Eight things you should know about frontier market investment

  

Frontier markets are described as new or younger emerging markets. Most African countries can be classed as frontier markets. One person that knows all about frontier markets is Mark Mobius, executive chairman of Templeton Emerging Markets Group. For more than 30 years he has been scouring for investment opportunities in lesser-known countries. In a recent article, Mobius shared some general thoughts about investment in frontier markets. Here are the highlights:

Mark Mobius

1. Patience and perseverance According to Mobius, investments in frontier markets hold significant potential for long-term investors, but it requires patience and perseverance. “Just a few decades ago, China and India were considered frontier markets, and when I began my investment career Japan was considered an emerging market. So, you can see how economic progression and market development often go hand in hand.”

2. Frontier markets are not necessarily poor countries A country’s classification as a frontier market is based on a range of criteria such as economic development, size, liquidity and market accessibility.

“One might make the mistake of associating frontier markets with impoverished nations, but in fact, they encompass a broad range of economic development, ranging from countries where the average citizen’s yearly income couldn’t buy a used car, to some of the wealthiest countries in the world,” says Mobius.
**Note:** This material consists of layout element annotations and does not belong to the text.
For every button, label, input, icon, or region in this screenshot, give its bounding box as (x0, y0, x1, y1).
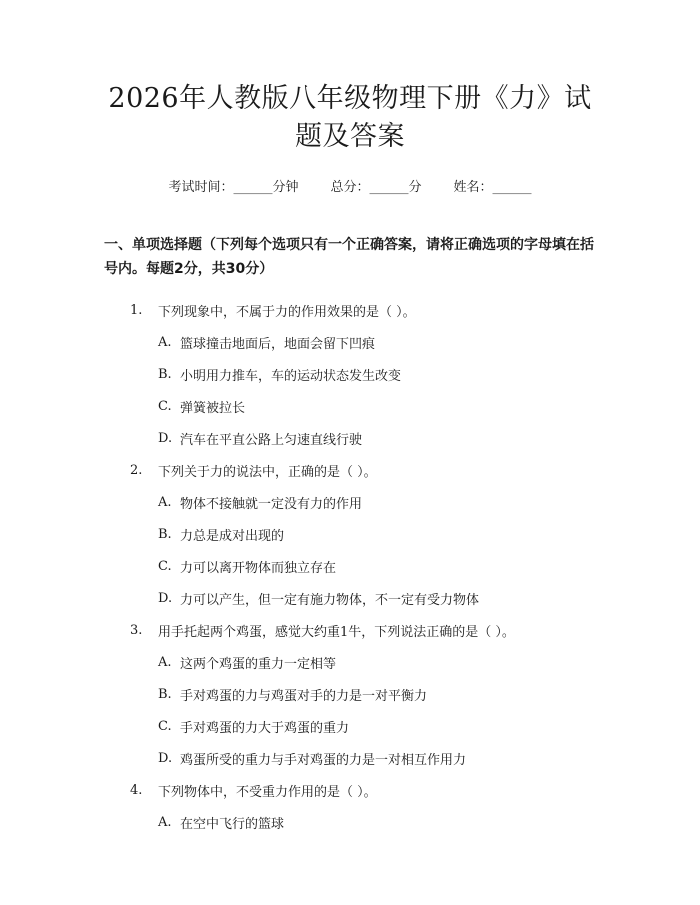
question-item (104, 614, 596, 646)
question-item (104, 774, 596, 806)
option-letter: A. (158, 334, 172, 350)
option-text: 这两个鸡蛋的重力一定相等 (180, 656, 337, 672)
question-item (104, 294, 596, 326)
option-text: 手对鸡蛋的力与鸡蛋对手的力是一对平衡力 (180, 688, 428, 704)
option-letter: B. (158, 686, 172, 702)
option-text: 篮球撞击地面后，地面会留下凹痕 (180, 336, 376, 352)
document-title: 2026年人教版八年级物理下册《力》试题及答案 (108, 83, 592, 152)
option-text: 鸡蛋所受的重力与手对鸡蛋的力是一对相互作用力 (180, 752, 467, 768)
question-list (104, 294, 596, 838)
option-letter: B. (158, 366, 172, 382)
question-text: 用手托起两个鸡蛋，感觉大约重1牛，下列说法正确的是（ ）。 (158, 624, 515, 640)
option-text: 小明用力推车，车的运动状态发生改变 (180, 368, 402, 384)
option-letter: D. (158, 750, 173, 766)
option-item (104, 646, 596, 678)
question-number: 4. (130, 782, 143, 798)
option-letter: A. (158, 654, 172, 670)
option-item (104, 806, 596, 838)
question-number: 2. (130, 462, 143, 478)
option-item (104, 582, 596, 614)
option-letter: C. (158, 398, 172, 414)
option-letter: D. (158, 590, 173, 606)
question-text: 下列物体中，不受重力作用的是（ ）。 (158, 784, 377, 800)
option-text: 弹簧被拉长 (180, 400, 246, 416)
question-number: 1. (130, 302, 143, 318)
option-text: 在空中飞行的篮球 (180, 816, 285, 832)
option-letter: A. (158, 494, 172, 510)
option-item (104, 486, 596, 518)
section-heading: 一、单项选择题（下列每个选项只有一个正确答案，请将正确选项的字母填在括号内。每题2分，共30分） (104, 237, 594, 277)
exam-time: 考试时间：______分钟 (168, 180, 299, 195)
question-item (104, 454, 596, 486)
option-text: 物体不接触就一定没有力的作用 (180, 496, 363, 512)
question-text: 下列关于力的说法中，正确的是（ ）。 (158, 464, 377, 480)
student-name: 姓名：______ (453, 180, 532, 195)
option-item (104, 710, 596, 742)
question-text: 下列现象中，不属于力的作用效果的是（ ）。 (158, 304, 416, 320)
exam-meta (104, 176, 596, 195)
option-text: 力总是成对出现的 (180, 528, 285, 544)
option-item (104, 678, 596, 710)
option-item (104, 550, 596, 582)
option-item (104, 422, 596, 454)
option-text: 手对鸡蛋的力大于鸡蛋的重力 (180, 720, 350, 736)
question-number: 3. (130, 622, 143, 638)
option-letter: C. (158, 718, 172, 734)
option-item (104, 390, 596, 422)
option-letter: D. (158, 430, 173, 446)
option-letter: C. (158, 558, 172, 574)
option-item (104, 742, 596, 774)
option-text: 力可以离开物体而独立存在 (180, 560, 337, 576)
option-letter: B. (158, 526, 172, 542)
option-item (104, 326, 596, 358)
option-item (104, 358, 596, 390)
total-score: 总分：______分 (330, 180, 422, 195)
option-letter: A. (158, 814, 172, 830)
option-item (104, 518, 596, 550)
option-text: 汽车在平直公路上匀速直线行驶 (180, 432, 363, 448)
option-text: 力可以产生，但一定有施力物体，不一定有受力物体 (180, 592, 480, 608)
He notes that frontier markets can be found across the globe and includes countries such as Panama, Argentina, Bulgaria, Romania, Saudi Arabia, Qatar, Cambodia and Vietnam. All the countries in Africa, with the exception of South Africa, can be classified as frontier markets. “Africa is a very fast-growing region – from 2001 to 2010, six of 10 the fastest-growing countries in the world were in Africa. So we are very excited by the growth prospects in those countries.”

3. Do your homework Mobius says it is essential to do one’s homework before investing in frontier markets. “We visit every country and every company we invest in. We examine the fundamentals unique to each country, and for each company we examine a history of profit/loss statements, balance sheets, and other materials to support a five-year forecast. It’s an intensive process. In particular, we look for companies that appear to have solid long-term growth prospects (supported by a youthful population and rising middle class) and good corporate governance. We also favour a culture of dividends.”

4. Corruption remains a problem in frontier markets, but the situation is improving Mobius says that from his experience, corruption is today discussed more openly.

“On a recent visit to Nigeria, I sat down with a prominent government official who, instead of trying to sweep their history of corruption under the rug, candidly discussed how they are trying to clean it up. I believe many leaders in frontier markets are waking up to the fact that corruption must be squashed in order to prosper on a global scale, and are working on implementing policies to provide oversight and uphold the rule of law. It’s also important to remember that while the headlines may cast a country in a negative light, individual companies can look very attractive from an investment perspective, growing their business in their local (and even international) market,” he says.

5. Liquidity – a challenge but also an advantage Liquidity – the degree of how easy it is for an investor to get his/her money out of an investment – is often a risk when investing in frontier stock markets. However, according to Mobius this can be a double-edged sword.

“A low investment base in an underdeveloped market can make it a challenge to buy or sell a stock on demand and at a fair market price. However, a lack of liquidity can actually be an advantage, because we can pick up stocks we see as attractive that no one else is interested in, at bargain prices. It can often take time to build a position in a particular stock (sometimes many months), but if the market ultimately recognises the value of these companies, holding blocks of appreciated shares is, of course, quite desirable,” he explains.

6. When the risks are too large Mobius says that sometimes there are risks that are too big to take. “Our biggest concerns include capital controls and expropriation of assets. We have to be able to get our money out if we need to. So far, this hasn’t been a huge problem in most countries we invest in, but it is always something we are cognisant of.”

7. Not all about commodities “There is a misconception that the fate of all frontier markets is highly dependent on commodity prices. While it’s true many are indeed rich in natural resources and have a healthy level of exports, others depend more on domestic consumption for growth. Kenya, for example, is more agriculturally oriented and domestically driven, while Nigeria is more dependent on oil exports. Sources of growth can evolve in a positive way. For instance, to help diversify its economy, Nigeria is looking to start refining its oil to produce more value-added products for export. It is also developing more domestic industries to feed, clothe and house a growing population,” says Mobius.

8. Long-term growth potential “The most compelling reason to invest in frontier markets is their long-term growth potential,” says Mobius. “When you compare the growth rates of many developed nations to that of frontier markets, you find a wide discrepancy. For example, US GDP in 2011 was under 2%, while … Nigeria saw GDP of 6.9%. Growth in an economy should lead to growth in corporate earnings.”